Xie Huagang (`xhg@ncic.ac.cn,` `http://www.lids.org`)

Tue Apr 18 00:02:12 CST 2000.

LIDS ( Linux Intrusion Detection System) is a linux kernel patch to enhance the the linux kernel. In this article, we will talk about the LIDS including what it can do and how to use it to build a security linux system.

1.Why LIDS
2.Features about LIDS
3.Build a security linux system with LIDS
4.Configurate LIDS
5.Thanks

懒得看英文的朋友可以先看看这个中文简介。。。

1. Why LIDS.

With increasing popularity of Linux on Internet , more and more security holes are found in the current GNU/Linux system. You may hear from the Internet that - There are bugs found in Linux, which will cause the system to be easily compromised by hacker.

Since the Linux is an art of open source community, security holes can be found easily and can also be patched quickly. But when the hole is disclose to the public, and the administrator is too lazy to patch the hole. It is very easy to break into the current system and it is worse that the hacker can get the root shell. With the current GNU/linux system, he can do whatever he want. Now, you may ask, what is the problem and what can we do?

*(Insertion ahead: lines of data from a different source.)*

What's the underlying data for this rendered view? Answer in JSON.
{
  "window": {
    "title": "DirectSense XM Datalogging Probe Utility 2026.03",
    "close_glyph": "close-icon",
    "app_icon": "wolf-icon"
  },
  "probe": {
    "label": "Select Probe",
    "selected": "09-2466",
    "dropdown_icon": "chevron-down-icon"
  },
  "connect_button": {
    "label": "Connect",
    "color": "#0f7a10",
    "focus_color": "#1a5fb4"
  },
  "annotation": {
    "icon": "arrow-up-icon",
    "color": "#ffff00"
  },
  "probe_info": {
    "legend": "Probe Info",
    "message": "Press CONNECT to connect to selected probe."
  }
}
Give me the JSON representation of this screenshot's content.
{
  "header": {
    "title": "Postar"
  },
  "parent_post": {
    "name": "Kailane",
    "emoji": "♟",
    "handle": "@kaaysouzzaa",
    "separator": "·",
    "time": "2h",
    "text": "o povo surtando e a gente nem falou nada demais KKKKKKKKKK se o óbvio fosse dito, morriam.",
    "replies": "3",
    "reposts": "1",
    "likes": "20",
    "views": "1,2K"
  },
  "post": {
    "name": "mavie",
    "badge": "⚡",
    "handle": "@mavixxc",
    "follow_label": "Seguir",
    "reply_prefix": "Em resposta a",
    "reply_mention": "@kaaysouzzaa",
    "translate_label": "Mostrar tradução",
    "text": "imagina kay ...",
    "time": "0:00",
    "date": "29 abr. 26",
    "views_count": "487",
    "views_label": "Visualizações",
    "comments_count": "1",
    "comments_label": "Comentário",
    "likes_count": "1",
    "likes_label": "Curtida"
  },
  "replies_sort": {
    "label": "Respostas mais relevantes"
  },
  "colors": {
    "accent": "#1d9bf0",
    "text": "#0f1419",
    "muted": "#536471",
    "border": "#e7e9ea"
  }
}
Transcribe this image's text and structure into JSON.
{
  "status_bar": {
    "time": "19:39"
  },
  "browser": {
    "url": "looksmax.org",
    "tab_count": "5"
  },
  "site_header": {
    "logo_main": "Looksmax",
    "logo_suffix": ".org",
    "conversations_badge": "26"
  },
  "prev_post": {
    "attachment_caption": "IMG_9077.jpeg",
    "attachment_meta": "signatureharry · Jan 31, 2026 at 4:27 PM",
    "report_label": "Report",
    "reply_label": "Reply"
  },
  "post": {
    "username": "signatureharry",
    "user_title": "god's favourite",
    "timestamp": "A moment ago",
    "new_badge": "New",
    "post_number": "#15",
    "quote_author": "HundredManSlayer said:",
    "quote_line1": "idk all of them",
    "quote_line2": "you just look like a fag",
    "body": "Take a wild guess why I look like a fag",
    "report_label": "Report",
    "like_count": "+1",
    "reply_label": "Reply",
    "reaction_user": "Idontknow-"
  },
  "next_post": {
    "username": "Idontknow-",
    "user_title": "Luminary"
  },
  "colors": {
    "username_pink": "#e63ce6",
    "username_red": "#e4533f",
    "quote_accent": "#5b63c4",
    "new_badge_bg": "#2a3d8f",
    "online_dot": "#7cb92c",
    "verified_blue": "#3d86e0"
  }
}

What's wrong with the current GNU/Linux system.

superuser (root) may abuse the rights Being a root, he can do whatever he want. Even the capability existing in the current the system. As a root, he can easily change the capability.
Many system files can be changed easily. There are many important files, such as /bin/login, in the system. if the hacker come in, he can upload a changed login program to replace /bin/login , so he can re-login without any login name of password. But the files do not need to change frequently, unless you want to upgrade the system.
Modules is easily used to intercept the kernel. Module is a good design for the linux kernel to make the linux kernel more modulized and more felixible. But after the modules inserted into the kernel, it will be part of the kernel and can do what the original kernel can do. Therefore some unfriendly code could be written as a modules and inserted into to kernel, the code can even redirect the system call and act like a virus.
Process is unprotected. Certain processes, such as web server daemon, which are critical to to system is not under strict protection. Therefore, there are vulnerable to the attack of hackers.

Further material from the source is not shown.